I dig Google's humbling business approach
Throughout my time in the mobile industry, both as a hobby and as a career, I’ve had the privilege of watching different platforms being brought into existence and grow to be the strapping young mobile computing systems we know today. iOS, Windows Phone (once Mobile), Android, and BlackBerry have all come a long way from when they first started. I’ve tried my hand at most of them (sans Windows Phone – for now) and I have to say, out of all of the platforms I am most impressed with the progression of Android, and I think I have to contribute that with how open Google is as a company.
In this industry you virtually cannot ignore Google. Even if you don’t use Android or any Google Apps there’s just no way that you go more than two days without hearing about something new coming from the Mountain View company, and that’s not necessarily a bad thing. In fact, I really enjoy the fact that Google is, while I wouldn’t say completely transparent, at least somewhat translucent in their business practices and goals.
I like Android. Well, let me correct that statement: I like Android now. If you had asked me in 2007 or 2008 what I thought of the platform I would have probably turned my nose up at the idea because at the time, to a fad-embracing teenager, Android was just not cool. It was ugly, and more importantly, it wasn’t an iPhone. But as I grew older and began to see the true difference between Android and iOS it dawned on me that Android wasn’t supposed to be like iOS. It was completely different, and it almost seemed like it was up to us, the average customer, to step outside of the box and help create this platform to become what it is today. If you had ever wanted to get into developing, these early stages of Android was (and is) your chance to get your foot in the door.
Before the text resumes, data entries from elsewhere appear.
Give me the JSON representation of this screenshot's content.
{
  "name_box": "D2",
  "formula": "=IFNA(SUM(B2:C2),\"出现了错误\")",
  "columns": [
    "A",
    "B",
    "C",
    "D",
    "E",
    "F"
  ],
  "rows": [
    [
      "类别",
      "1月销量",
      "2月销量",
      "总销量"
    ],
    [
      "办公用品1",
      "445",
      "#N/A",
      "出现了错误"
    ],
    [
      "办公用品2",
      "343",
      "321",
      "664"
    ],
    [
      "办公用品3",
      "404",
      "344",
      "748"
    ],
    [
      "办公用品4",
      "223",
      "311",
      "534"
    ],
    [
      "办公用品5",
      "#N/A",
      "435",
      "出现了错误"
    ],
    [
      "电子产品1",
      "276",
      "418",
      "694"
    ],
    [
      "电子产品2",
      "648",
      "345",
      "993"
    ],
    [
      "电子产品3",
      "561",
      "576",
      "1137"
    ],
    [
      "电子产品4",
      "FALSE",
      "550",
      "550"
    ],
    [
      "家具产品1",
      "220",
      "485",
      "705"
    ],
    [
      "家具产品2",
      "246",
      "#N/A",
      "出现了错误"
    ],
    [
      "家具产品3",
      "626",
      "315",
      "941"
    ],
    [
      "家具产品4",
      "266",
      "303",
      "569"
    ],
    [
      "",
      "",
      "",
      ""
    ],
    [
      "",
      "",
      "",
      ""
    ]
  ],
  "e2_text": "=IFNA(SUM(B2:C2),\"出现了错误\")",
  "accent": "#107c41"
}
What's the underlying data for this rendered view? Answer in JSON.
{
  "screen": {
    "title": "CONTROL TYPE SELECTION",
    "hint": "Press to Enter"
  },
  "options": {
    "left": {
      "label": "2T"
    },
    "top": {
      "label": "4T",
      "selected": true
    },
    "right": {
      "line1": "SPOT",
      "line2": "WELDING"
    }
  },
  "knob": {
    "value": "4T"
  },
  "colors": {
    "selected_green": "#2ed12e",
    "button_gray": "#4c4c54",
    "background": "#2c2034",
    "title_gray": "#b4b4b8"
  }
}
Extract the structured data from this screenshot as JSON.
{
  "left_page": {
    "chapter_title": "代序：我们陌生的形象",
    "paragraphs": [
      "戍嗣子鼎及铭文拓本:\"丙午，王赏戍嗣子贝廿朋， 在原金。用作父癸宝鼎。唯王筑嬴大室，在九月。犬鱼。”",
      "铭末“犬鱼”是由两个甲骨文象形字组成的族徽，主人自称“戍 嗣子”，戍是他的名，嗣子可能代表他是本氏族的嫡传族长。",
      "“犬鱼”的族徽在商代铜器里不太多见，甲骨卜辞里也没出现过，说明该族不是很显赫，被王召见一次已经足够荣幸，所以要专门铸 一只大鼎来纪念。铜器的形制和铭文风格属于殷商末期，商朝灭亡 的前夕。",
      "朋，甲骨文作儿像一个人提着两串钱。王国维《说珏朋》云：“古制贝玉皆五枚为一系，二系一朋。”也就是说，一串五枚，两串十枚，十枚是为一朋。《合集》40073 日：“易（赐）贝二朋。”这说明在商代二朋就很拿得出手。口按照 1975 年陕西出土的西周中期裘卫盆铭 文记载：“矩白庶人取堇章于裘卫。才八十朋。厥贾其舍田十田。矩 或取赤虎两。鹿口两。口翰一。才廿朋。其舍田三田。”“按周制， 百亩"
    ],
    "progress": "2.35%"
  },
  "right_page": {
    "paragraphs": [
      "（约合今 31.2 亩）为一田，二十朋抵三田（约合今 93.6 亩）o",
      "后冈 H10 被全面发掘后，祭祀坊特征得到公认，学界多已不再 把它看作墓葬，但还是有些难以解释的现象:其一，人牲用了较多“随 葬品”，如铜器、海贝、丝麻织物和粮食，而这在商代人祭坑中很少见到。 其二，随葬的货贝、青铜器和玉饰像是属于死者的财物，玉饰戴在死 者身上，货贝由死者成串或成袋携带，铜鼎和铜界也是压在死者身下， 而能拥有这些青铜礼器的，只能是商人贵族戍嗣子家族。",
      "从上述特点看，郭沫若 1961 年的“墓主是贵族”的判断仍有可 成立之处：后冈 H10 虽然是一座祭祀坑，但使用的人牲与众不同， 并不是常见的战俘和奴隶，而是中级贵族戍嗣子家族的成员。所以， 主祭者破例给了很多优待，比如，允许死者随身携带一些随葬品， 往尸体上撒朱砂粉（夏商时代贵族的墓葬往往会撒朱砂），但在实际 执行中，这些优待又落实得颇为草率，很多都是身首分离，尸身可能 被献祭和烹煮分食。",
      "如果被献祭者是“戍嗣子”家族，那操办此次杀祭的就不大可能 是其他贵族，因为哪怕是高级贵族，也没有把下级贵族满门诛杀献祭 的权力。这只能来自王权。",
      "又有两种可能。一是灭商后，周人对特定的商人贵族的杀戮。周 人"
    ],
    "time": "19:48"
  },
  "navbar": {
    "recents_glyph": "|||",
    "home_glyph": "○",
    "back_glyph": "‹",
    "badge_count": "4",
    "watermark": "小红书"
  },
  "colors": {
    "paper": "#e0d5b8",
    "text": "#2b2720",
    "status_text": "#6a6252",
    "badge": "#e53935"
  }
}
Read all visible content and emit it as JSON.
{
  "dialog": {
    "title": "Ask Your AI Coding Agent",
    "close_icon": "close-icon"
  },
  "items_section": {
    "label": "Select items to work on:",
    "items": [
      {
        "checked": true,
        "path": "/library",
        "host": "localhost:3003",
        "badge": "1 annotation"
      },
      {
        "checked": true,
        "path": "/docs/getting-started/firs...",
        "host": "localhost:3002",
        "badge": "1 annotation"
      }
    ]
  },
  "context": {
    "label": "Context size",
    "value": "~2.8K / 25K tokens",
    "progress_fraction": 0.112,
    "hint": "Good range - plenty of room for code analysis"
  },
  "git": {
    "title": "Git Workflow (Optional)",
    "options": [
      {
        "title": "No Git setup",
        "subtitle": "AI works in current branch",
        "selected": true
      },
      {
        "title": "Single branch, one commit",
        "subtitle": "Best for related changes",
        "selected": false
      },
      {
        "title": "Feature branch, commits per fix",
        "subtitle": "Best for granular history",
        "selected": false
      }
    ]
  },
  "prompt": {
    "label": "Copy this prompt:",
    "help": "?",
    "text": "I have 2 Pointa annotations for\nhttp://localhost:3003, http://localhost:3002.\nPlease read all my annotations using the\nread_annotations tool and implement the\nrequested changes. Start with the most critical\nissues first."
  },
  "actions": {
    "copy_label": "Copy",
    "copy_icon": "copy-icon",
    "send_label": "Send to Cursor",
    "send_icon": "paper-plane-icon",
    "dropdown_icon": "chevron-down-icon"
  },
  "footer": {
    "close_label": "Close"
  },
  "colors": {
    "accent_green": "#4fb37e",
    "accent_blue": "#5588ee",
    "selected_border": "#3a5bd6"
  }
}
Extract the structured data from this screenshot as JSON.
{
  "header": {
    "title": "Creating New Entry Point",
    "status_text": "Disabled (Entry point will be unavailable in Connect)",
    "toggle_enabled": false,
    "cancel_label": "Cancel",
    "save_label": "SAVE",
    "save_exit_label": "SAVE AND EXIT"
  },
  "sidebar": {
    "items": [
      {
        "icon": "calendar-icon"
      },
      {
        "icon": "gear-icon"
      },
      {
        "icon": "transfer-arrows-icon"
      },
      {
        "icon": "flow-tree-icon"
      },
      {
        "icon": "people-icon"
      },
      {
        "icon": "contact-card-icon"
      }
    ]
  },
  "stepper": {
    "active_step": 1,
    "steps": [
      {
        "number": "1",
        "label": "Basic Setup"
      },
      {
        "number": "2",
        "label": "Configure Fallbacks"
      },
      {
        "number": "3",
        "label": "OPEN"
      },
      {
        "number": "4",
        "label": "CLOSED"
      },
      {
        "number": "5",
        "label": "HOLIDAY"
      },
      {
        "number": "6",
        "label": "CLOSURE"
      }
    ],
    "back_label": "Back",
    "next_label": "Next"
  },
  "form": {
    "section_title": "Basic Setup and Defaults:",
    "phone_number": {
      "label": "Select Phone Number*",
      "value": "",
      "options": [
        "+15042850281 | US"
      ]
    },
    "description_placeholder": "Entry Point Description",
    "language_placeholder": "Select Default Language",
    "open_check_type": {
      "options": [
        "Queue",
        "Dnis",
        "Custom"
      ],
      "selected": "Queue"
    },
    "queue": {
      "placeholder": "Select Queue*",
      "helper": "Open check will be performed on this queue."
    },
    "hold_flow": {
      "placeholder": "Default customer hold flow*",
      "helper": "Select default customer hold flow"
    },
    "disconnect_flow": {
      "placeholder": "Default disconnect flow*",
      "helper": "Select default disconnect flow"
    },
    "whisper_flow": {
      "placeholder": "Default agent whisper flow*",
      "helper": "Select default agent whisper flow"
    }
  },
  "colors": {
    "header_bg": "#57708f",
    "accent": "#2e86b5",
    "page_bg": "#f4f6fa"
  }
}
For me, Google makes loving Android easy – and I don’t mean loving Android as in actually loving the platform, but more so the motive behind Android. It’s an ever-expanding platform with a warm and welcoming company behind it. Almost everywhere you turn on a Google website there’s an option to give them feedback whether it’s through something as traditional as e-mail or as modern as social networking. Google actively encourages you to report bugs and make suggestions about its products, which in turn paints them in a more favorable, approachable light.
I kind of see it like this: a company like Apple, in regards to smartphone technology, was basically born with the world at its fingertips. The iPhone was a well-made product that was released at the right time. The iPhone really didn’t have to work that hard to get to where it needed to be today – hence the lack of desire for change (because while the profits may be dwindling, the line is still doing extraordinarily well for itself). They got lucky and got it right the first go-around. Google, on the other hand, wasn’t nearly as successful with its first attempts at Android as Apple was with the iPhone. While we can step aside the release of Android 1.0 (Astro) primarily because it wasn’t available commercially, we can look at Android version 1.5 (Cupcake) and see that the baby version of Android was a far cry from the stability of iOS. It was buggy, laggy, and there probably wasn’t “an app for that”. Android had to grow to succeed, and has continued to grow up until this point, and will continue to grow from this point forward. In turn, this growing process probably made Google seem a little more humble than its main competitor by being more open to constructive criticism.
I’ve come to conclusion that while Android has obtained much success from being perceived as a fairly open platform, it has also gained a lot of success from Google’s open business practices as a company. You can how many changes Google has put into Android by comparing Cupcake to Jelly Bean – that’s 4 years of technology right there, and it’s actually pretty amazing how far it has come. But it wouldn’t have gotten that way if it hadn’t been for everybody involved with Android – users, developers, manufacturers… everybody, really.
I just find it interesting how two completely different business practices (Apple, Google) have found large scale success through different strategies. Apple remains a constant, but Google has changing variables. Both produce desirable results. You know what they say, there’s more than one way to skin a cat. That’s actually a pretty disgusting phrase, but you know what I mean.
I just happen to admire Google’s methods to attaining success. I find Google to be humble and accepting of change, something that I think is necessary in order to keep carrying on success and progression year after year. It’s because of this that I see Google staying successful for years to come, and I look forward to the future technology we will see from them.